Textile Mills Laud Passage of U.S. Dyeing and Finishing Measure
The U.S. House has approved the Conference Agreement, a pro-textile measure that requires U.S. fabrics used under the Caribbean Basin Initiative (CBI) and Andean Preferential Trade programs to be dyed, finished and printed in the United States—adding closure to a loophole in the Trade and Development Act of 2000 and the Andean Trade Preference Act (ATPA), according to the American Textile Manufacturers Institute (ATMI) in Washington, D.C.
The measure is attached to a $28.9 billion supplemental defense-spending bill, which passed 397–32.
“We are extremely pleased that the final supplemental appropriations bill passed by the House today contains the language we have been seeking to require U.S. fabrics used in the Caribbean and Andean Trade Programs be dyed, finished and printed in the U.S.,” said ATMI chairman Van May.
House and Senate negotiators also recently approved the Trade Act of 2002, an act that includes Trade Promotion Authority (TPA), which grants the president power to negotiate trade agreements, the expansion of CBI and the African Growth and Opportunity Act (a law passed two years ago that extends duty-free benefits for apparel made with African fabric and yarn) and the renewal and expansion of the Andean Trade Preference Act.

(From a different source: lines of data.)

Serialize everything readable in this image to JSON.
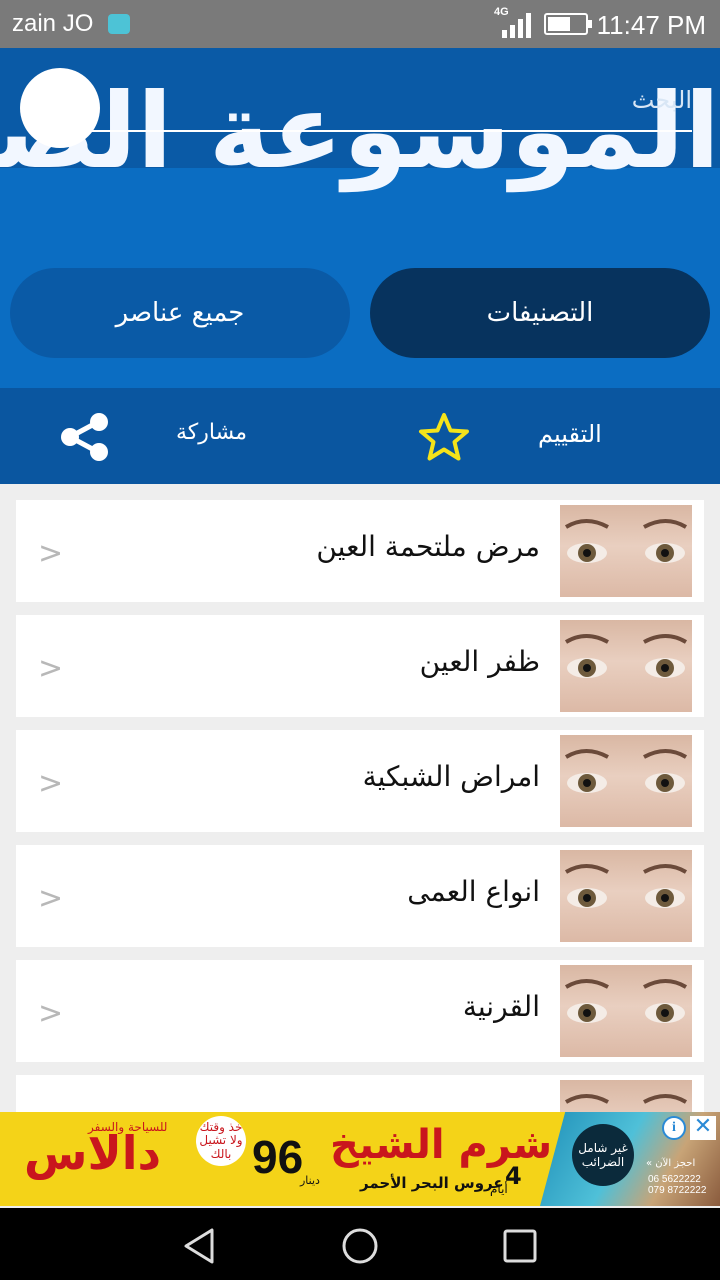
{
  "status_bar": {
    "carrier": "zain JO",
    "network": "4G",
    "time": "11:47 PM",
    "battery_level": 0.6
  },
  "header": {
    "app_title": "الموسوعة الصحية",
    "search_placeholder": "البحث",
    "tabs": [
      {
        "label": "التصنيفات",
        "active": true
      },
      {
        "label": "جميع عناصر",
        "active": false
      }
    ]
  },
  "actions": {
    "rate_label": "التقييم",
    "share_label": "مشاركة",
    "star_color": "#f5e31a"
  },
  "list": {
    "items": [
      {
        "title": "مرض ملتحمة العين",
        "chevron": ">",
        "thumb_icon": "eyes-image"
      },
      {
        "title": "ظفر العين",
        "chevron": ">",
        "thumb_icon": "eyes-image"
      },
      {
        "title": "امراض الشبكية",
        "chevron": ">",
        "thumb_icon": "eyes-image"
      },
      {
        "title": "انواع العمى",
        "chevron": ">",
        "thumb_icon": "eyes-image"
      },
      {
        "title": "القرنية",
        "chevron": ">",
        "thumb_icon": "eyes-image"
      }
    ]
  },
  "ad": {
    "brand": "دالاس",
    "brand_tagline": "للسياحة والسفر",
    "price_note": "خذ وقتك ولا تشيل بالك",
    "price": "96",
    "price_unit": "دينار",
    "headline": "شرم الشيخ",
    "subline": "عروس البحر الأحمر",
    "days": "4",
    "days_unit": "أيام",
    "badge": "غير شامل الضرائب",
    "book_now": "احجز الآن »",
    "phones": [
      "06 5622222",
      "079 8722222"
    ]
  },
  "colors": {
    "header_blue": "#0b6dc2",
    "active_tab": "#07335e",
    "action_bar": "#0a56a0",
    "ad_yellow": "#f4d318",
    "ad_red": "#c9161d"
  }
}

Also included in the Trade Act of 2002 are benefits under the Trade Adjustment Assistance Act for workers who are displaced as a result of a company relocating its manufacturing facilities to a country that has a trade agreement with the United States.
The U.S. industry shed over 70,000 textile jobs last year. Passage of the Trade Act offers a limited amount of protection for marginal companies that have struggled with business in recent months, according to Scott Edwards, president of the Los Angeles-based Association of Textiles, Dyers and Printers.
For many manufacturers, producing in the CBI region offers many cost-effective solutions for businesses. Under CBI, fabrics are produced in the United States, then sent to CBI countries for sewing, and then sent back to the United States duty-free. However, many in the apparel industry felt that the guidelines for the trade agreements were too vague, particularly regarding dyeing, printing and finishing textiles.
Trade commissioner German A. Cerezo of the West Coast Guatemala Trade Office, which promotes trade and investment between Guatemala and the United States, said the recent ruling would likely have a multiple impact on production in CBI countries.
“It’s a shame that they had to come back and amend the law after it was already passed,” explained Cerezo. “For a while it allowed U.S. companies to dye their fabrics in CBI countries at low cost and still receive CBI benefits.”
Many CBI countries were counting on adding dyeing and finishing sourcing to their full-package programs, said Cerezo. “CBI will still offer full programs but we will have to use U.S. fabrics under new terms.”
The United States imported $9.5 billion in apparel from CBI countries last year, according to the U.S. Department of Commerce, Office of Textiles and Apparel.
In recent months, several U.S. manufacturers showed strong interest in establishing dyeing and finishing operations in the region; now they will most likely reconsider plans to open facilities in the area, said Cerezo.
That’s good news for U.S. textile companies that have been at odds with low production costs offered in CBI regions.
Until recently, many businesses were fearful of losing work as a result of greige goods being shipped to CBI countries to be dyed and finished.
Now, many U.S. textile business owners are rejoicing and reveling in their defeat.
Bernie Hodges, president of Wade Manufacturing Co., a dyeing, finishing and printing company based in Wadesboro, N.C., said his company is very pleased with the recent passage of the Conference Agreement.
Several textile mills in the Southeast relied on the U.S. textile lobby and its congressional supporters to come to their aid.
“Our congressman, Robin Hayes, has spent a lot of time on this, and we were delighted with the result he got,” Hodges said, adding, “In our industry we’re never out of the woods...there’s always new surprises or something that was left out of legislation.”
Knit fabric production decreased nationwide from 1.8 billion pounds in 1999 to 1.5 billion pounds in 2000, according to the U.S. Department of Commerce & Bureau of Labor Statistics.
Fred Salzman, sales manager at Kronfli Spundale Mills, a vertical knitting, dyeing and finishing operation in Vernon, Calif., said, “American mills finally have the advantage of dyeing and finishing. But there are still very few benefits for our industry as a whole.”
Now that the Senate has cleared the Conference Agreement, the bill is heading to the White House for the president’s signature, said ATMI.